One of the ways A Strong Canada plans to do this achieve its core mission is through Cross-Partisan Activism (also known as “Party-Swapping”). This entails encouraging people to get involved on the grassroots levels of political parties that they do not feel naturally aligned with. For example, under this new method, a person who normally votes NDP would join the Conservative Party, participating on the grassroots level in their local Electoral District Association (EDA). While this idea may offend the tribalistic sensibilities or deeply-invested partisans, it deserves a closer look.

“…this movement promoting a positive landscape where ideas from all sides are actually discussed and considered is exactly the thing needed to counter the fringes of the political spectrum that currently dominate headlines and dinner-table-talk.”
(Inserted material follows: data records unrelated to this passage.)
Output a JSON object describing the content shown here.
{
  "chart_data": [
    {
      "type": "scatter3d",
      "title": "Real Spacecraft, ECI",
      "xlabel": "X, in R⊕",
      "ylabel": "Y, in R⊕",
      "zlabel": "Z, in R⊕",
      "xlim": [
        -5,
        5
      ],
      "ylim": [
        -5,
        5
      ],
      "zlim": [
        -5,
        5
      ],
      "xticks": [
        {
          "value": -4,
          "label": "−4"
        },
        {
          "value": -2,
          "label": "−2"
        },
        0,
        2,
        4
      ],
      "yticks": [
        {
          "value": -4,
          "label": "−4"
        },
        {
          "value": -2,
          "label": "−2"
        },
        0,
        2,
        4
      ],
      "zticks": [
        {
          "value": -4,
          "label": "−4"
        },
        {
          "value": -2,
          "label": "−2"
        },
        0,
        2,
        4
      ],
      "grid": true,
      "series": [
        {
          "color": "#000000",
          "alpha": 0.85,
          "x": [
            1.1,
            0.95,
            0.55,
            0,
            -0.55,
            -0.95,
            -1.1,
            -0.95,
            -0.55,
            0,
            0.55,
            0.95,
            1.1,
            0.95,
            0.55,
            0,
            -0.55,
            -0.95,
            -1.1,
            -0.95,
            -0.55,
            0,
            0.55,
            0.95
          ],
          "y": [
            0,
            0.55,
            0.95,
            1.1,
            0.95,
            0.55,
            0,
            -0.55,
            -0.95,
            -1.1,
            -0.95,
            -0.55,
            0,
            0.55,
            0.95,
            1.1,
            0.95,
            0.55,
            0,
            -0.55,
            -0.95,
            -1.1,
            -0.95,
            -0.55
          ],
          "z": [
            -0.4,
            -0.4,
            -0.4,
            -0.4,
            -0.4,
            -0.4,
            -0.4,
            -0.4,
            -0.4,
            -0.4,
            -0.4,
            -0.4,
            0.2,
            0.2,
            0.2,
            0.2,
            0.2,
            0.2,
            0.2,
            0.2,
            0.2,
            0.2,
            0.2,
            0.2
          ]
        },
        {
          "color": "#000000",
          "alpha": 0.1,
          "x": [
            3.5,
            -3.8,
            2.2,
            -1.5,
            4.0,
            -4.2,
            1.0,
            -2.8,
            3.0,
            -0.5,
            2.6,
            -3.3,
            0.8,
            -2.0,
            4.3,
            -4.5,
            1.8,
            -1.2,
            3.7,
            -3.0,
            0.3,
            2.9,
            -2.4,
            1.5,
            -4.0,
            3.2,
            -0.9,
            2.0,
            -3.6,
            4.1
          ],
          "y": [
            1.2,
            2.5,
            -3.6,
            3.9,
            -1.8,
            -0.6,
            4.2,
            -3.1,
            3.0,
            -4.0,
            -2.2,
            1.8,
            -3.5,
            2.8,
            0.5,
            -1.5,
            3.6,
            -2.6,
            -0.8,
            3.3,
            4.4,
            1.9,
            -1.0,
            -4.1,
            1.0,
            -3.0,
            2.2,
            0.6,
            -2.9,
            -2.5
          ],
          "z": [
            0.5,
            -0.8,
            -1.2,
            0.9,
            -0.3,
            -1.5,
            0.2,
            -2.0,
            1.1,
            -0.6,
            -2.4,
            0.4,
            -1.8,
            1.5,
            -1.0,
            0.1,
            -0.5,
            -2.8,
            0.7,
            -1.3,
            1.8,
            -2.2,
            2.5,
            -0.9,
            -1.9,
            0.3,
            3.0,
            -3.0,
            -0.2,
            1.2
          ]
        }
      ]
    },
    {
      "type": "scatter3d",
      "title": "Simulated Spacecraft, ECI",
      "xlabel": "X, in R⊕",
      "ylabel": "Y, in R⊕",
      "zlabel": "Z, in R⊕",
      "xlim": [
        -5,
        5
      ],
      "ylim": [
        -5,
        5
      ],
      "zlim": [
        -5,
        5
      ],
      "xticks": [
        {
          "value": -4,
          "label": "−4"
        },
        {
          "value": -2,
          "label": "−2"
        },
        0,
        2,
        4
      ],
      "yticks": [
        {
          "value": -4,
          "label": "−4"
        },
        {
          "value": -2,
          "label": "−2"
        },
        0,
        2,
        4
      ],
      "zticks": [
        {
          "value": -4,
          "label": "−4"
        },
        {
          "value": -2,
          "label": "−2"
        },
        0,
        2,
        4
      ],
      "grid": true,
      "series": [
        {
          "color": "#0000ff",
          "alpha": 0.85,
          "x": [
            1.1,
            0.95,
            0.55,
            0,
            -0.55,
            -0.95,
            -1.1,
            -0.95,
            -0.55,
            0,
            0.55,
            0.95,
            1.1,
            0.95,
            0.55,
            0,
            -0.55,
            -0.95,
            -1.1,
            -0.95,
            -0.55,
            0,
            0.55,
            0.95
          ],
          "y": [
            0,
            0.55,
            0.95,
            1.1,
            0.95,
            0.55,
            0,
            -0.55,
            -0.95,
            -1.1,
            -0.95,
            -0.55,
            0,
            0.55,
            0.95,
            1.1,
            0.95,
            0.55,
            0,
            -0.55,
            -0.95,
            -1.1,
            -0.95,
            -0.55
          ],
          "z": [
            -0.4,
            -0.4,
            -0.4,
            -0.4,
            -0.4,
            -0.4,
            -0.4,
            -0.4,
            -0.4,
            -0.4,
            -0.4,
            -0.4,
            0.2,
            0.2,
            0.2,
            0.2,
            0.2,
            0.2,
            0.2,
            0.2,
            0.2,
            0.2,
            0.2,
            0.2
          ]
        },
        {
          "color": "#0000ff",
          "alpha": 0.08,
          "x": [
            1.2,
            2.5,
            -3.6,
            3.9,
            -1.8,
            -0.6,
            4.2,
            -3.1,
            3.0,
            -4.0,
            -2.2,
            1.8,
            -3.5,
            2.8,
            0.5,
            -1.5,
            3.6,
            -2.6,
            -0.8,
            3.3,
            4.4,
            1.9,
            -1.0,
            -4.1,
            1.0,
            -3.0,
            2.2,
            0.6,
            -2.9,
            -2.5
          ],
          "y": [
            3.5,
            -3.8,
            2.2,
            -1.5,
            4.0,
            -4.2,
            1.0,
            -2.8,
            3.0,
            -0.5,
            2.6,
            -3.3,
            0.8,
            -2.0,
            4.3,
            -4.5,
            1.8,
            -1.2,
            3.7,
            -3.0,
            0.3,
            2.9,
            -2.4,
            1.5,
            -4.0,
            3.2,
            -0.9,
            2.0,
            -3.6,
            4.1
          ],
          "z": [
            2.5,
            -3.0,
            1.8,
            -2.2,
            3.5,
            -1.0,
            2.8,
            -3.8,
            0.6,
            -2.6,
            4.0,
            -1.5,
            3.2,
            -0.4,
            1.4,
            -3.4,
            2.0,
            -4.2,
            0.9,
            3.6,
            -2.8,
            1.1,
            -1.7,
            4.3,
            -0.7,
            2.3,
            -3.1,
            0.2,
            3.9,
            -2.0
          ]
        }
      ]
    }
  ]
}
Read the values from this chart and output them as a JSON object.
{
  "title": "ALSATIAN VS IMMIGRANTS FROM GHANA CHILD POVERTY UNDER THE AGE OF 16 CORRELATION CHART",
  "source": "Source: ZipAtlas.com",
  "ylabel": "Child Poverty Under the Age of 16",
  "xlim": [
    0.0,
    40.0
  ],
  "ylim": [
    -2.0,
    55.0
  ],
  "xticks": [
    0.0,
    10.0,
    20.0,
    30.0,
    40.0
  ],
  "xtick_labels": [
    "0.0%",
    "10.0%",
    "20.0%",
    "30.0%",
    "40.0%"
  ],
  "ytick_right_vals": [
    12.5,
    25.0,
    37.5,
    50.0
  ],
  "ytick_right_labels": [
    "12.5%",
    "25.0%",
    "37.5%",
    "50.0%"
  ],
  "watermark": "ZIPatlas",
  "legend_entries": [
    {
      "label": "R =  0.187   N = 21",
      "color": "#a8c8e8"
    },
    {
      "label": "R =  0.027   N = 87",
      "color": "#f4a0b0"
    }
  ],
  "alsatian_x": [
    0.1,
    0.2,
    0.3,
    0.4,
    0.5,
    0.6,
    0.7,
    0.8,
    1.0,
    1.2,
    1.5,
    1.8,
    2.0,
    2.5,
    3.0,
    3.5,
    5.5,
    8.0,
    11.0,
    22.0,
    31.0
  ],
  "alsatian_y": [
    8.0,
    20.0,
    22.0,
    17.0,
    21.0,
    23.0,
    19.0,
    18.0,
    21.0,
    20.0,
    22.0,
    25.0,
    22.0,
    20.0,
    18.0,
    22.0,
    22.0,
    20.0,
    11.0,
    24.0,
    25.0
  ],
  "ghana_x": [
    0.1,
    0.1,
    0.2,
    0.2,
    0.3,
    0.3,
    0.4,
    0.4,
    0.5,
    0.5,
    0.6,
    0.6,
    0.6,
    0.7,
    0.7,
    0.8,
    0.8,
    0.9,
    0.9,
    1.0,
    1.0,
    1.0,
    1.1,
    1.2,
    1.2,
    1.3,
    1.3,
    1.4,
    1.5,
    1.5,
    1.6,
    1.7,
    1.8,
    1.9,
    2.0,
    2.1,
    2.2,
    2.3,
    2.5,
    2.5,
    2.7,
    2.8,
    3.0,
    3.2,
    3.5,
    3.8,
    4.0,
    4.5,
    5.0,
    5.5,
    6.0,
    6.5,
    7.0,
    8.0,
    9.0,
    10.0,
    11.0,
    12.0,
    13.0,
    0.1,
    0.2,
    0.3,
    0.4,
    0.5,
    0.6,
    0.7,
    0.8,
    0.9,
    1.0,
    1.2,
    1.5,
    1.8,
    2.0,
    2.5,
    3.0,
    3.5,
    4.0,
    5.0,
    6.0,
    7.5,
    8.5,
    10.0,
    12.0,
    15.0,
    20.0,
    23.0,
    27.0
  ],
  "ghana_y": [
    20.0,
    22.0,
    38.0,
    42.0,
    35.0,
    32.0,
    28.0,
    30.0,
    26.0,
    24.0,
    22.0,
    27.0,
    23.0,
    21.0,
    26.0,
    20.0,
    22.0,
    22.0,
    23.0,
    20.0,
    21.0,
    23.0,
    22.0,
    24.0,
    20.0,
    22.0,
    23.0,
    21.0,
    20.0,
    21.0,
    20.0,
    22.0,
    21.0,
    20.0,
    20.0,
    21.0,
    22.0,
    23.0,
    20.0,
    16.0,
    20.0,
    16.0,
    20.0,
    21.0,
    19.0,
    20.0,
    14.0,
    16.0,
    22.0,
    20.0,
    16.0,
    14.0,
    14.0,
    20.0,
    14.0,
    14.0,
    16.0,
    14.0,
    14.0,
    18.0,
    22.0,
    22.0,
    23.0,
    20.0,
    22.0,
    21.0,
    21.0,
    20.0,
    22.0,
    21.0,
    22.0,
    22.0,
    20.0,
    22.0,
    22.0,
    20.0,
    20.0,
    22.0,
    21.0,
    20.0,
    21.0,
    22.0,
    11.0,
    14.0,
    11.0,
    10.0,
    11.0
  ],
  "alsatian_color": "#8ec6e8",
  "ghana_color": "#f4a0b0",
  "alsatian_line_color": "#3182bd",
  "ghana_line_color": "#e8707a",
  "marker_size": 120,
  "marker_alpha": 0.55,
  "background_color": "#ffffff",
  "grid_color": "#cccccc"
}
Cross-Partisan Activism is an incredibly valuable idea for our current time and place as it achieves two key things. First, it exposes people to a party that they otherwise would have limited experience with, thus deepening that person’s understanding of the “opposing perspective”. Second, it brings a different voice to the table of these local party organizations (EDAs) that are usually filled with party loyalists, in other words, they’re echo-chambers of the highest degree and this idea will break that wide open.

I myself am eager embark on this experiment of Cross-Partisan Activism to broaden my own perspectives and to contribute to the mission of A Strong Canada in whatever way I can, finally moving myself far, far beyond the paradox of being politically engaged but apathetic.